About « clients »
I loved this article by Aaron Starkman on how to be a decent partner in a marketing agency.
His first advice hit me right in the feels.
Don’t refer to human beings as “clients.”
“Client” is a dirty word. No good comes from saying it internally. These human beings have names attached to them. It’s usually something like Chris, Margaret, Asif or Jackie. When discussing brand partners internally, you could say: “Robin really needs our help on something.” Or you could say: “Client is mandating that we do X, Y and Z.” The former statement encourages the team to help someone who really needs it. The other unnecessarily vilifies them and encourages resentment and annoying trash talk within your agency. And that almost never gets you to a great solution fast.
That's the number one thing that struck me when I started working in a marketing agency, after spending 5 years in other kinds of organizations. Marketing agency folks tend to spend way too much time theorizing about « their clients ».
The way they use the word is ridiculous. The client is just someone who's running a business, selling stuff and he/she needs services from you. But most of the time, most of the economic value is captured by his/her business selling stuff to consumers; and you're like 1/10 of the equation.
So don't get caught up in the game, the whole agency-client world we've created is just advertising people dramatizing their own industry.
It makes it almost romantic.
You come back at night and you tell your epic stories you had while fighting with « the client ». It feels like a bedtime story ad veterans tell youngsters to keep them on the edge and motivated. It's like having a common enemy makes the group stronger.
But all of this is like thinking the Earth is the center of the universe. It's just not healthy.
It's an unbalanced relationship because marketing services are 1/10 of what's on « your » client's mind. So while you spend 40h/week wondering what they think, and vilifying their intentions, they're up to other things; they have a business to run. You should be running your business too, by the way. The concept of customer obsession is not customer psychoanalysis.
And when you join your friends at night that don't work in advertising. They have no idea what you're talking about when you say « ah, this client is so bad ». It doesn't mean anything. It's just advertising lingo that keeps people uninterested in your work. And it doesn't spark good discussions. Try « X company is challenging to work with, they're growing fast because since they acquired Y and have a very particular org structure that makes producing Z for them hard. »
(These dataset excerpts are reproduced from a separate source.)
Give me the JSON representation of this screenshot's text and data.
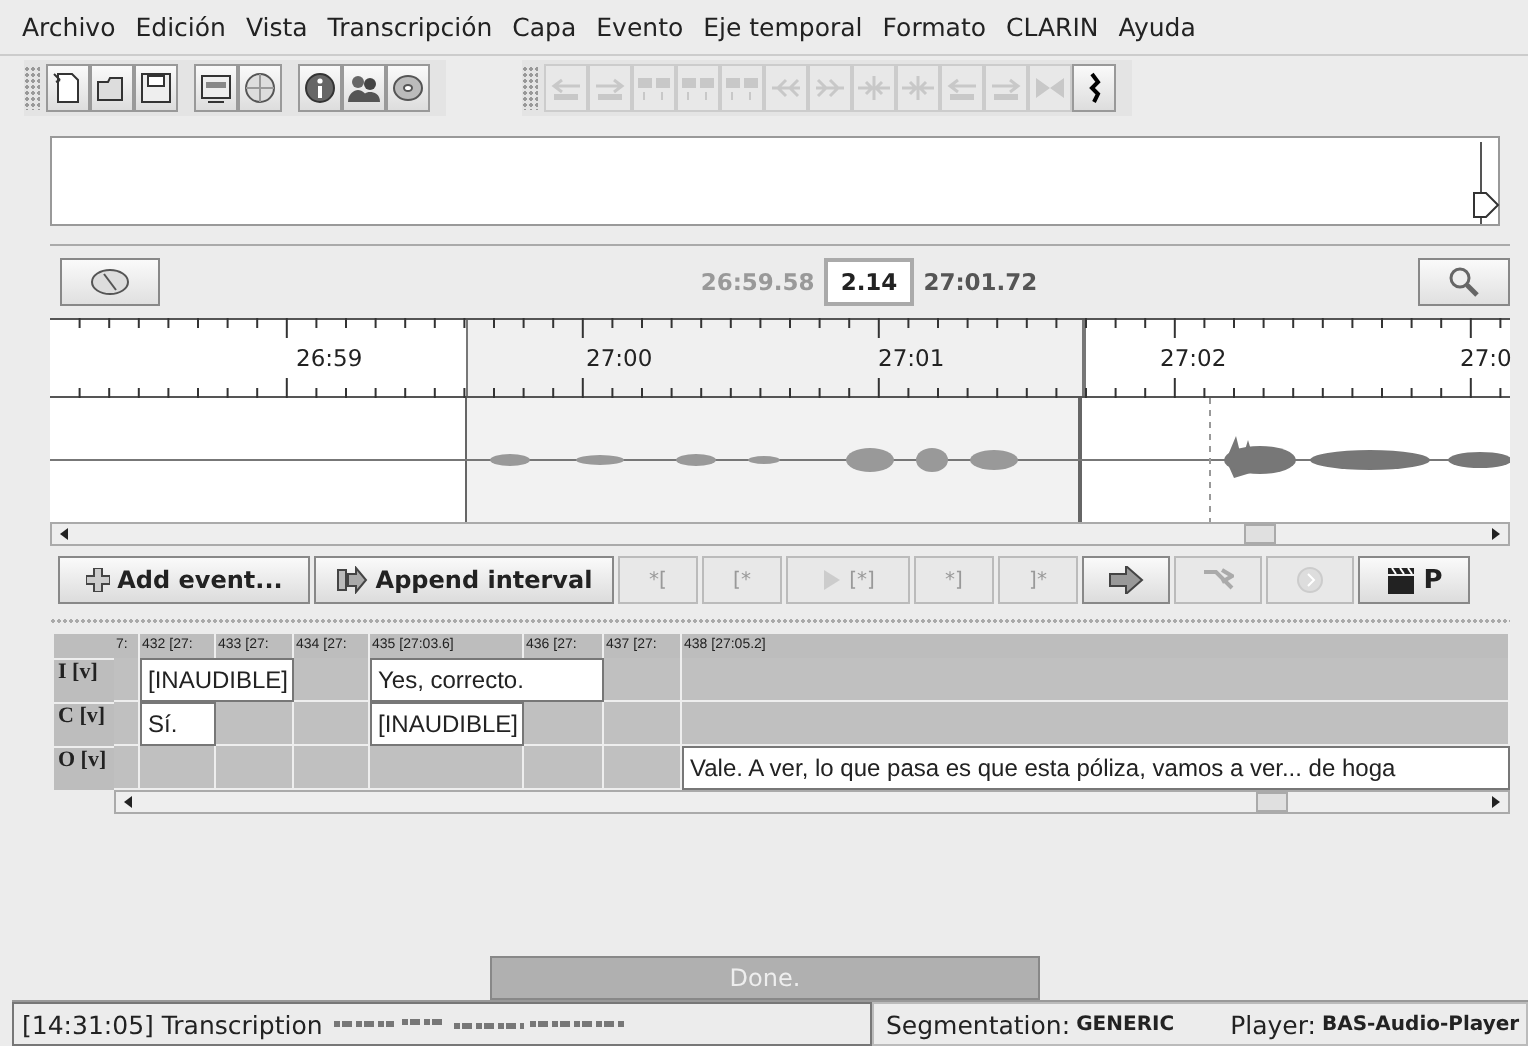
{
  "menu": [
    {
      "label": "Archivo"
    },
    {
      "label": "Edición"
    },
    {
      "label": "Vista"
    },
    {
      "label": "Transcripción"
    },
    {
      "label": "Capa"
    },
    {
      "label": "Evento"
    },
    {
      "label": "Eje temporal"
    },
    {
      "label": "Formato"
    },
    {
      "label": "CLARIN"
    },
    {
      "label": "Ayuda"
    }
  ],
  "volume_slider": {
    "level": 0.1
  },
  "toolbars": [
    {
      "groups": [
        [
          {
            "kind": "document",
            "disabled": false
          },
          {
            "kind": "folder",
            "disabled": false
          },
          {
            "kind": "floppy",
            "disabled": false
          }
        ],
        [
          {
            "kind": "window",
            "disabled": false
          },
          {
            "kind": "globe",
            "disabled": false
          }
        ],
        [
          {
            "kind": "info",
            "disabled": false
          },
          {
            "kind": "people",
            "disabled": false
          },
          {
            "kind": "disc",
            "disabled": false
          }
        ]
      ]
    },
    {
      "groups": [
        [
          {
            "kind": "arrow-left",
            "disabled": true
          },
          {
            "kind": "arrow-right",
            "disabled": true
          },
          {
            "kind": "blocks",
            "disabled": true
          },
          {
            "kind": "blocks",
            "disabled": true
          },
          {
            "kind": "blocks",
            "disabled": true
          },
          {
            "kind": "double-left",
            "disabled": true
          },
          {
            "kind": "double-right",
            "disabled": true
          },
          {
            "kind": "merge",
            "disabled": true
          },
          {
            "kind": "merge",
            "disabled": true
          },
          {
            "kind": "arrow-left",
            "disabled": true
          },
          {
            "kind": "arrow-right",
            "disabled": true
          },
          {
            "kind": "bowtie",
            "disabled": true
          },
          {
            "kind": "squiggle",
            "disabled": false
          }
        ]
      ]
    }
  ],
  "timebar": {
    "start": "26:59.58",
    "duration": "2.14",
    "end": "27:01.72"
  },
  "ruler": {
    "labels": [
      "26:59",
      "27:00",
      "27:01",
      "27:02",
      "27:0"
    ]
  },
  "buttons": [
    {
      "label": "Add event...",
      "kind": "plus",
      "disabled": false
    },
    {
      "label": "Append interval",
      "kind": "append",
      "disabled": false
    },
    {
      "label": "*[",
      "kind": "text",
      "disabled": true
    },
    {
      "label": "[*",
      "kind": "text",
      "disabled": true
    },
    {
      "label": "[*]",
      "kind": "play",
      "disabled": true
    },
    {
      "label": "*]",
      "kind": "text",
      "disabled": true
    },
    {
      "label": "]*",
      "kind": "text",
      "disabled": true
    },
    {
      "kind": "arrow",
      "disabled": false
    },
    {
      "kind": "shuffle",
      "disabled": true
    },
    {
      "kind": "circle",
      "disabled": true
    },
    {
      "label": "P",
      "kind": "clapper",
      "disabled": false
    }
  ],
  "table": {
    "columns": [
      "7:",
      "432 [27:",
      "433 [27:",
      "434 [27:",
      "435 [27:03.6]",
      "436 [27:",
      "437 [27:",
      "438 [27:05.2]"
    ],
    "rows": [
      {
        "tier": "I [v]",
        "cells": [
          {
            "kind": "empty"
          },
          {
            "kind": "event",
            "text": "[INAUDIBLE]"
          },
          {
            "kind": "continuation"
          },
          {
            "kind": "empty"
          },
          {
            "kind": "event",
            "text": "Yes, correcto."
          },
          {
            "kind": "continuation"
          },
          {
            "kind": "empty"
          },
          {
            "kind": "empty"
          }
        ]
      },
      {
        "tier": "C [v]",
        "cells": [
          {
            "kind": "empty"
          },
          {
            "kind": "event",
            "text": "Sí."
          },
          {
            "kind": "empty"
          },
          {
            "kind": "empty"
          },
          {
            "kind": "event",
            "text": "[INAUDIBLE]"
          },
          {
            "kind": "empty"
          },
          {
            "kind": "empty"
          },
          {
            "kind": "empty"
          }
        ]
      },
      {
        "tier": "O [v]",
        "cells": [
          {
            "kind": "empty"
          },
          {
            "kind": "empty"
          },
          {
            "kind": "empty"
          },
          {
            "kind": "empty"
          },
          {
            "kind": "empty"
          },
          {
            "kind": "empty"
          },
          {
            "kind": "empty"
          },
          {
            "kind": "event",
            "text": "Vale. A ver, lo que pasa es que esta póliza, vamos a ver... de hoga"
          }
        ]
      }
    ]
  },
  "progress": {
    "label": "Done."
  },
  "status_bar": {
    "message": "[14:31:05] Transcription",
    "segmentation_label": "Segmentation:",
    "segmentation": "GENERIC",
    "player_label": "Player:",
    "player": "BAS-Audio-Player"
  }
}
Aw, welcome to the real world. Feels good.
Finally, I find it alarming when people say « I'd like to work client-side ». There's no client-side. Client-side of what? You have non-profits, B2C businesses, and B2B businesses. Some sell products, some sell services. The world does not revolve around the relationship between an organization and its marketing partner.
Maybe you'd like to join a non-profit to see what fundraising is like.
Maybe you'd like to join another services company to learn new processes/skills.
Maybe you'd like to join an e-commerce company to learn about online sales.
Maybe you'd like to join a product company to learn about inventories and distribution.
But this is not « client-side », it's just another kind of business.